Der deutsche Sommer ist da. Lange hat es gedauert, doch endlich konnten sich ein laues Lüftchen und ein paar Sonnenstrahlen durchsetzen. Die Sommerferien sind für die Schulkinder bereits zu Ende und auch die vorlesungsfreie Zeit des Sommersemesters ist bereits in vollem Gange. Zeit für eine Pause und ein bisschen Urlaub. Als ich dieses Jahr meinen Sommerurlaub an Pfingsten schon vorzog und auf Teneriffa eine Auszeit nahm, machte ich eine interessante Entdeckung: Während des Frühstücks am Pool fiel mein Blick auf eine vierköpfige Familie. Das Wetter war herrlich, die Sonne strahlte schon früh morgens am Himmel, die Luft war angenehm warm und es roch nach Sonnencreme. Doch die Stimmung bei der Familie schräg gegenüber sah alles andere als sonnig aus. Die Eltern scrollten genervt durch E-Mails am Laptop unter dem Sonnenschirm, und während der Jüngste im Pool planschte, blickte das Mädchen, auf einer Liege hockend, düster auf den Boden. Der Akku ihres Tablets war leer, das Ladekabel lag zu Hause und das Smartphone hatte den Schwimm-Exkurs am gestrigen Abend nicht überlebt. Notgedrungen musste sie also ohne technische Geräte am Pool ausharren. Eine harte Strafe in Zeiten der 24-Stunden-Erreichbarkeit und Teilungsmöglichkeiten via sozialer Netzwerke von allen Orten der Welt aus. In unserem Alltag bewegen wir uns beständig in einem Meer aus elektronischen und nicht elektronischen Wellen – ein Rhythmus, dem wir uns kaum noch entziehen können, weil wir ihn schon längst verinnerlicht haben. Da kommt einem die Liegeposition neben dem bockig-sturen, stummen Smartphone doch fast unerträglich vor, weil es uns aus der gewohnten Reichweite spült. Kaum noch vorstellbar, sich fernab der Datenströme zu bewegen und fernab von allem zu entspannen. Wie war das damals nochmal ohne technische Geräte im Urlaub? Ein Flug oder eine Autofahrt ohne den iPod, das Sonnen am Strand ohne E-Book oder der Aufenthalt in der Ferienanlage ohne Laptop?

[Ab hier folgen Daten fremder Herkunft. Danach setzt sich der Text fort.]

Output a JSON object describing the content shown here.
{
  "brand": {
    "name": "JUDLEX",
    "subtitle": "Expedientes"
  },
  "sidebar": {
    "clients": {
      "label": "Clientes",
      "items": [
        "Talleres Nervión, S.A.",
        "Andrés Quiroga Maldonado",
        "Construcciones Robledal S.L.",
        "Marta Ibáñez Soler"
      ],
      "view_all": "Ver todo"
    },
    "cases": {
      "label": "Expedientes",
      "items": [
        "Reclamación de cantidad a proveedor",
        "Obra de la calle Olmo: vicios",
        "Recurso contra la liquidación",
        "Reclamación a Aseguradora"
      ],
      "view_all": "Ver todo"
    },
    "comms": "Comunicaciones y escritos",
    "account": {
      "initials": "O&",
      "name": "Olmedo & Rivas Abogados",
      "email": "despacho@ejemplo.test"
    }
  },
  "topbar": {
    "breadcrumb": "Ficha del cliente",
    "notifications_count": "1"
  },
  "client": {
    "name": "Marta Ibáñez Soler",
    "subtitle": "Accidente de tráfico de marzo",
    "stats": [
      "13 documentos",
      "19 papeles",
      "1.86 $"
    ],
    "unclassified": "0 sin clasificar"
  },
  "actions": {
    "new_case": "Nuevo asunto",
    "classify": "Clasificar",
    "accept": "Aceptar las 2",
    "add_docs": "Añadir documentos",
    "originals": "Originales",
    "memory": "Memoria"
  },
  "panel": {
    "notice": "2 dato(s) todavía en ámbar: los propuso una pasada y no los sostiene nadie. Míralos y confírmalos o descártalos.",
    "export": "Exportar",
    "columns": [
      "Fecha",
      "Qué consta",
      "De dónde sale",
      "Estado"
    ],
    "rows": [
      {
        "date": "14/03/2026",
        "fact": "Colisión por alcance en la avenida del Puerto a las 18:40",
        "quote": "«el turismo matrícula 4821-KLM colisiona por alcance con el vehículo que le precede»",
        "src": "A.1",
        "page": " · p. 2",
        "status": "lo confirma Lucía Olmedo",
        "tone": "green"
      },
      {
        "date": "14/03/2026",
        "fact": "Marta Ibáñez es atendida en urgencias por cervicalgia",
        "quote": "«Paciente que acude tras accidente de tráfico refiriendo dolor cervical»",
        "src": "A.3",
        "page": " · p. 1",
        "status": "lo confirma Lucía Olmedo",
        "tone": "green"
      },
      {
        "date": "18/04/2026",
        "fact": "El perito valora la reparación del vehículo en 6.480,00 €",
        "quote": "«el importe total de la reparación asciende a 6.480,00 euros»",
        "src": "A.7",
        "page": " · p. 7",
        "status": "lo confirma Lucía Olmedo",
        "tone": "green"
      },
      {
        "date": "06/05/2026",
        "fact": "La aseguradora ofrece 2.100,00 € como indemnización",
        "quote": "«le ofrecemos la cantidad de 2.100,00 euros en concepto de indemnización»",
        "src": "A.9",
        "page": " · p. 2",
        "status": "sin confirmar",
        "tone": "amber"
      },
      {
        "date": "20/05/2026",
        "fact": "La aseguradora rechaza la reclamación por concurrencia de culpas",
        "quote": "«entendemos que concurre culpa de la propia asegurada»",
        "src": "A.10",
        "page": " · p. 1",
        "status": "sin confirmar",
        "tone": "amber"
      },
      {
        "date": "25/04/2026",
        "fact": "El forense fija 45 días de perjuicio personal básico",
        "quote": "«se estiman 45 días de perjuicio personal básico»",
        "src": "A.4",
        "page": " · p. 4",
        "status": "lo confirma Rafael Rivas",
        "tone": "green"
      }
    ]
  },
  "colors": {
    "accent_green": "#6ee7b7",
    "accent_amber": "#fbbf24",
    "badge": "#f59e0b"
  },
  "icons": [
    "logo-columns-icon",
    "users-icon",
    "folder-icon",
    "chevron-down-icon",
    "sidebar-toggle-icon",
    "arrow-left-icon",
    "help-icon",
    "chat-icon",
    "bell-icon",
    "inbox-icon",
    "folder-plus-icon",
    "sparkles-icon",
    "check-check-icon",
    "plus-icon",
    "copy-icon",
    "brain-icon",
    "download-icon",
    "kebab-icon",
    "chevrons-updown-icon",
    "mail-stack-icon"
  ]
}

Wir tollten auf einer Sandbank herum,
redeten am Lagerfeuer über die einfachen Dinge
im Leben. Wir hatten kein Internet. Ich werde nie vergessen,
wie das Mondlicht auf ihr Haar schien.
(Kid Rock – All Summer long)
So leitet Boris Hänßler in sein Buch Als wir noch zum Surfen ans Meer gefahren sind ein. Ein Lied, das zufällig auf Spotify in der Gute-Laune-Playlist läuft, wird zum Auslöser aufkommender Erinnerungen, als der Autor noch in Begleitung an den Badesee gefahren ist und sich alle am Lagerfeuer versammelt haben. „Doch irgendetwas an den Erinnerungen kam mir komisch vor. Ich überlegte und überlegte, und plötzlich fiel mir der Grund ein. Wir hatten stundenlang herumgelegen, ohne dass ein Junge oder ein Mädchen zu einem Smartphone gegriffen hätte“, leitet Hänßler ein und unternimmt eine Reise in eine Zeit vor Navigationsgeräten, Siri, sozialen Netzwerken und Co. Humorvoll und anekdotenreich reflektiert er die Veränderungen in unserem Alltag. Der 43-jährige Autor, Werbetexter und Webentwickler ist seit 2006 hauptberuflich als Technikjournalist tätig und rief 2012 sein Weblog Robotergesetze ins Leben. Das Technikblog thematisiert Roboter und künstliche Intelligenz und erstreckt sein Spektrum von der Wissenschaft bis zur Lyrik. Das Buch erschien am 12. Mai 2016 bei Kiepenheuer & Witsch.
Wie schön war doch die Zeit, als ein Buch versandet und mit Sonnencreme-Händen am Strand zerlesen werden durfte. In diesem Sinne verabschiedet sich auch die Digitur-Redaktion in die Sommerpause. Ab Oktober sind wir wieder zurück – sandfrei und hoffentlich sonnengeladen!